Question

The propelling force of a rocket increases uniformly from zero to 5 N in the first 12 m and remains constant for the next 40 m. Find the total work done.

Answer 1

Step 1: Given data

From a distance of $x=0m$ to $x=12m$, force changes from zero to, $F=5N$

Force remains constant for the next, $d=40m$

Step 2: Calculating proportionality constant

Using the Hooke's law, it can be said that,

$F\propto x$

where, $F$ is force and $x$ is distance.

Therefore,

$F=kx$

where, $k$ is a proportionality constant.

Substituting $F=5N$ and $x=12m$ in the above equation, we get,

$$\begin{gathered} 5N=k\times 12m \\ k=\frac{5}{12} \end{gathered}$$

Step 3: Calculating work done in the first 12 m

Let the work done in the first $12m$ be $W_1$. Therefore, work done from a distance of $x=0m$ to $x=12m$ can be calculated as follows:

$$\begin{gathered} W_1={\int }_0^{12}Fdx \\ ={\int }_0^{12}kxdx \\ =k{\int }_0^{12}xdx \\ =\frac{5}{12}\times {\left[\frac{x^2}{2}\right]}_0^{12} \\ =\frac{5}{12}\times \left[\frac{{12}^2}{2}-\frac{0^2}{2}\right] \\ =\frac{5}{12}\times 72 \\ =30J \end{gathered}$$

Step 4: Calculating work done for the next 40 m

Work done is given as,

$W=Fd$

where, $F$ is force and $d$ is displacement.

Let work done in the next $40m$ be $W_2$.

Now for $d=40m$, force is $F=5N$(Since force remains constant)
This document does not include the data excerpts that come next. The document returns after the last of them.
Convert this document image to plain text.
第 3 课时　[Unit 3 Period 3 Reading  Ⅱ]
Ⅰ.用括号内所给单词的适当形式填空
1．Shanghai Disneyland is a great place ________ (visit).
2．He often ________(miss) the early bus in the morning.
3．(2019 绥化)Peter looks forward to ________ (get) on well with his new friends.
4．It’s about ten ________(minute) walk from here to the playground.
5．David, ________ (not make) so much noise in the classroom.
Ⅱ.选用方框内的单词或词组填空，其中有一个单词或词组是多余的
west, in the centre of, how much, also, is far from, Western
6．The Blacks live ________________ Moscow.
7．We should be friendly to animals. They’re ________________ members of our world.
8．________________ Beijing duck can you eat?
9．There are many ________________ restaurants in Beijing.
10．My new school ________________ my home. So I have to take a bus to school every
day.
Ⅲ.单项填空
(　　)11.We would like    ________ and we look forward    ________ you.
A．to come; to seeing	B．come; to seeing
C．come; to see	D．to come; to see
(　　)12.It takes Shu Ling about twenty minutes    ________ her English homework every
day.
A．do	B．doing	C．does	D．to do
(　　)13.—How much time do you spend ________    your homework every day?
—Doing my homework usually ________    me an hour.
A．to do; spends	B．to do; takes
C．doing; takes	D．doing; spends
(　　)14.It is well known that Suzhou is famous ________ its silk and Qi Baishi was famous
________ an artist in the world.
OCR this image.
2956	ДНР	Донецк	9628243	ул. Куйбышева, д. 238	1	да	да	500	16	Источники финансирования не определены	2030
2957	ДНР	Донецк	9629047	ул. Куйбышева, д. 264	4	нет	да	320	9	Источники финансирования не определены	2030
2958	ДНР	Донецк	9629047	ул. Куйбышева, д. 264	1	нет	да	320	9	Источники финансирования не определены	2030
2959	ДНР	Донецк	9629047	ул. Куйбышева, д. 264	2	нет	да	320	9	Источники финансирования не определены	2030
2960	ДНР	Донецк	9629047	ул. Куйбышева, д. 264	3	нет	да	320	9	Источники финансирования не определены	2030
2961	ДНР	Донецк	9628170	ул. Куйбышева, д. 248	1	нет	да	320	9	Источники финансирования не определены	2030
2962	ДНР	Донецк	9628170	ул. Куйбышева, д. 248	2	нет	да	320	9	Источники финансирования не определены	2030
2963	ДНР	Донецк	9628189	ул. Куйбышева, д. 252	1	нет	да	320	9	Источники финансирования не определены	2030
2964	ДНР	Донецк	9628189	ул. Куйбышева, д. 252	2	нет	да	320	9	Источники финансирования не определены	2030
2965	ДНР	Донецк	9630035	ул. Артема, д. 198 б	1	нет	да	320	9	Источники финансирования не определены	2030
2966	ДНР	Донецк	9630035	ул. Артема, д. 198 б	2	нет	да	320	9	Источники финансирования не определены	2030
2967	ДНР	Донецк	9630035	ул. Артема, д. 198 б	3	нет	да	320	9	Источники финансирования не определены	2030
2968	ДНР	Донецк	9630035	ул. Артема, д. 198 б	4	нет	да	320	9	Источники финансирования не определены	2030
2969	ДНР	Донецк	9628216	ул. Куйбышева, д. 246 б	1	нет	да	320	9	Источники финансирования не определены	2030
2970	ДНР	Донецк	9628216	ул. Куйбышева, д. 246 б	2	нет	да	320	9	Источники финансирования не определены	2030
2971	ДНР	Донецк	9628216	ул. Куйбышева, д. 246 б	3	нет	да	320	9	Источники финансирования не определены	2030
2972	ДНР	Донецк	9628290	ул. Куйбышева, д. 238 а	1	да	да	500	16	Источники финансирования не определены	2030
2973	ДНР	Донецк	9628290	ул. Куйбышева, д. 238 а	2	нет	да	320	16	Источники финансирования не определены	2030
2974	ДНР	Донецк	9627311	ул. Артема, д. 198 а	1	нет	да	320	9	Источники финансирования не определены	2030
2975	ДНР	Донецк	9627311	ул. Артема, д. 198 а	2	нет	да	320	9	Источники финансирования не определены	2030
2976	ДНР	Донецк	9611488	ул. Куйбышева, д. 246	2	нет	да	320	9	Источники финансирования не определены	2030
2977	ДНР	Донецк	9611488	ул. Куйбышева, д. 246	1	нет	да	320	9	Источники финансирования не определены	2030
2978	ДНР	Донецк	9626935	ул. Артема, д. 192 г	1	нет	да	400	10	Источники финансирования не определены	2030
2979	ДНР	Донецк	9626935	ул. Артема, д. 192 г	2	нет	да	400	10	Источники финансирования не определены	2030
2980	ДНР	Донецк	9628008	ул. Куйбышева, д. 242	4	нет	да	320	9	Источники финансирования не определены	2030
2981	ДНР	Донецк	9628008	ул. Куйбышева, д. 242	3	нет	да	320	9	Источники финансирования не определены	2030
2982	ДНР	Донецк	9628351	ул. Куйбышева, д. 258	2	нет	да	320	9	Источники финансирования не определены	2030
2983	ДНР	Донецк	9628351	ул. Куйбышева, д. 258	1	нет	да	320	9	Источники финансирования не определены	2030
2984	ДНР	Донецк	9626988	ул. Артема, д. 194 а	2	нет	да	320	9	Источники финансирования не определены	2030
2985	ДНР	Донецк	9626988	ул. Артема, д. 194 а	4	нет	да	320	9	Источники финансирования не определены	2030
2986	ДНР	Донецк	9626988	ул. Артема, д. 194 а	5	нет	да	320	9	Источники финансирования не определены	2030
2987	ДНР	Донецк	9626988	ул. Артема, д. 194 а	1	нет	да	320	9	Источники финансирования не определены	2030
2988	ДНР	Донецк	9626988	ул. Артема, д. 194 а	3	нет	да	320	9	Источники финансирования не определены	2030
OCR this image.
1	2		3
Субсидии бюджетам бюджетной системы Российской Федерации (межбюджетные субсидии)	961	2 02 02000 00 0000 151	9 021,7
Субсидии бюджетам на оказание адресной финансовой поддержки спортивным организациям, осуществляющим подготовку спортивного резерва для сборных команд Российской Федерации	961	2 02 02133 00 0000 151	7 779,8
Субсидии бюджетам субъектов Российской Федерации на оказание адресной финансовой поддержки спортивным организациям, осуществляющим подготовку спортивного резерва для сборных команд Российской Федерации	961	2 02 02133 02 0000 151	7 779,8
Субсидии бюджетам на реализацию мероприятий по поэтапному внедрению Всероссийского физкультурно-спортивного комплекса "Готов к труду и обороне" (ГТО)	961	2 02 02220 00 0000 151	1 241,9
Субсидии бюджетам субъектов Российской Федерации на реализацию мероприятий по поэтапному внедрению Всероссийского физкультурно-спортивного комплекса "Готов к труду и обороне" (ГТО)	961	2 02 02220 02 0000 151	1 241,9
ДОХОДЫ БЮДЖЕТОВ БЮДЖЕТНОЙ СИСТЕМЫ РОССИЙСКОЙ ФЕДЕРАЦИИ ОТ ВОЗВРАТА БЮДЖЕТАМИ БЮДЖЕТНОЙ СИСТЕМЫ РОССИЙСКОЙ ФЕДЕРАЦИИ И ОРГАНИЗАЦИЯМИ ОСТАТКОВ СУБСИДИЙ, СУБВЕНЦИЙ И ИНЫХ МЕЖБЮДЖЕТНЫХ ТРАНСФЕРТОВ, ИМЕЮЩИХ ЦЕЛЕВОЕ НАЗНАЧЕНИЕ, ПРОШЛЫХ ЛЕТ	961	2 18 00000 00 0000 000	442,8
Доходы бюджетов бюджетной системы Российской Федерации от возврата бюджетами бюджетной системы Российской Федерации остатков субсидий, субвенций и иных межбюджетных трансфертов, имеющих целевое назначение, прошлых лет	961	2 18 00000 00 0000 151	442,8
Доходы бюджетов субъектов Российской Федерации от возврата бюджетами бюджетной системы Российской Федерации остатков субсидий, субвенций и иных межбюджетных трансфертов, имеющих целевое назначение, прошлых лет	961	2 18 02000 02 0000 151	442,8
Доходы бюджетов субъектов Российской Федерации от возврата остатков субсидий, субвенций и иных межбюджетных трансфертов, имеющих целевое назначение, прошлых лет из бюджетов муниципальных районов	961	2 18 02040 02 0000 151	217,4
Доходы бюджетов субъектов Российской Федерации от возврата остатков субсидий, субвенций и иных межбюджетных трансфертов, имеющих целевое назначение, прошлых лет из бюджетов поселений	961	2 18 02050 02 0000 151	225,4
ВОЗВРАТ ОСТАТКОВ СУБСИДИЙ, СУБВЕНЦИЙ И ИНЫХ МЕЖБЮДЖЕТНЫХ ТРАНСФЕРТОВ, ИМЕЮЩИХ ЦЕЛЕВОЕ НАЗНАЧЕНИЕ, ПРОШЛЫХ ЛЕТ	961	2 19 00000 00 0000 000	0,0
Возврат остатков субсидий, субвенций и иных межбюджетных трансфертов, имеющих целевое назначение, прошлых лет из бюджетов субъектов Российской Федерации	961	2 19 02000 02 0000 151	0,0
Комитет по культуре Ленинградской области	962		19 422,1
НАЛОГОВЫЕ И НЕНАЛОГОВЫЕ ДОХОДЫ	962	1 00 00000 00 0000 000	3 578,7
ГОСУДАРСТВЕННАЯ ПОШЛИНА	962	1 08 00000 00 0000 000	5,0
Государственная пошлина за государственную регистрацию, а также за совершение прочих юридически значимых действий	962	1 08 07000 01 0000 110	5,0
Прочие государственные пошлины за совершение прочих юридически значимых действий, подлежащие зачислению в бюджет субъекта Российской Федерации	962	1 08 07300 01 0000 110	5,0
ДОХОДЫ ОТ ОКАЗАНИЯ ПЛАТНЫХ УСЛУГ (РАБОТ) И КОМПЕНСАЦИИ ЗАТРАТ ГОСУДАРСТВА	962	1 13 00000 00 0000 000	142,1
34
Therefore, work done will be,

$$\begin{gathered} W_2=5N\times 40m \\ {W}_2=200J \end{gathered}$$

Step 5: Calculating total work done

The total work done will be the work done in the first $12m$ and the work done in the next $40m$. Therefore, the total work done will be,

$$\begin{gathered} W=W_1+W_2 \\ W=30J+200J \\ W=230J \end{gathered}$$

Therefore, total work done is $230J$.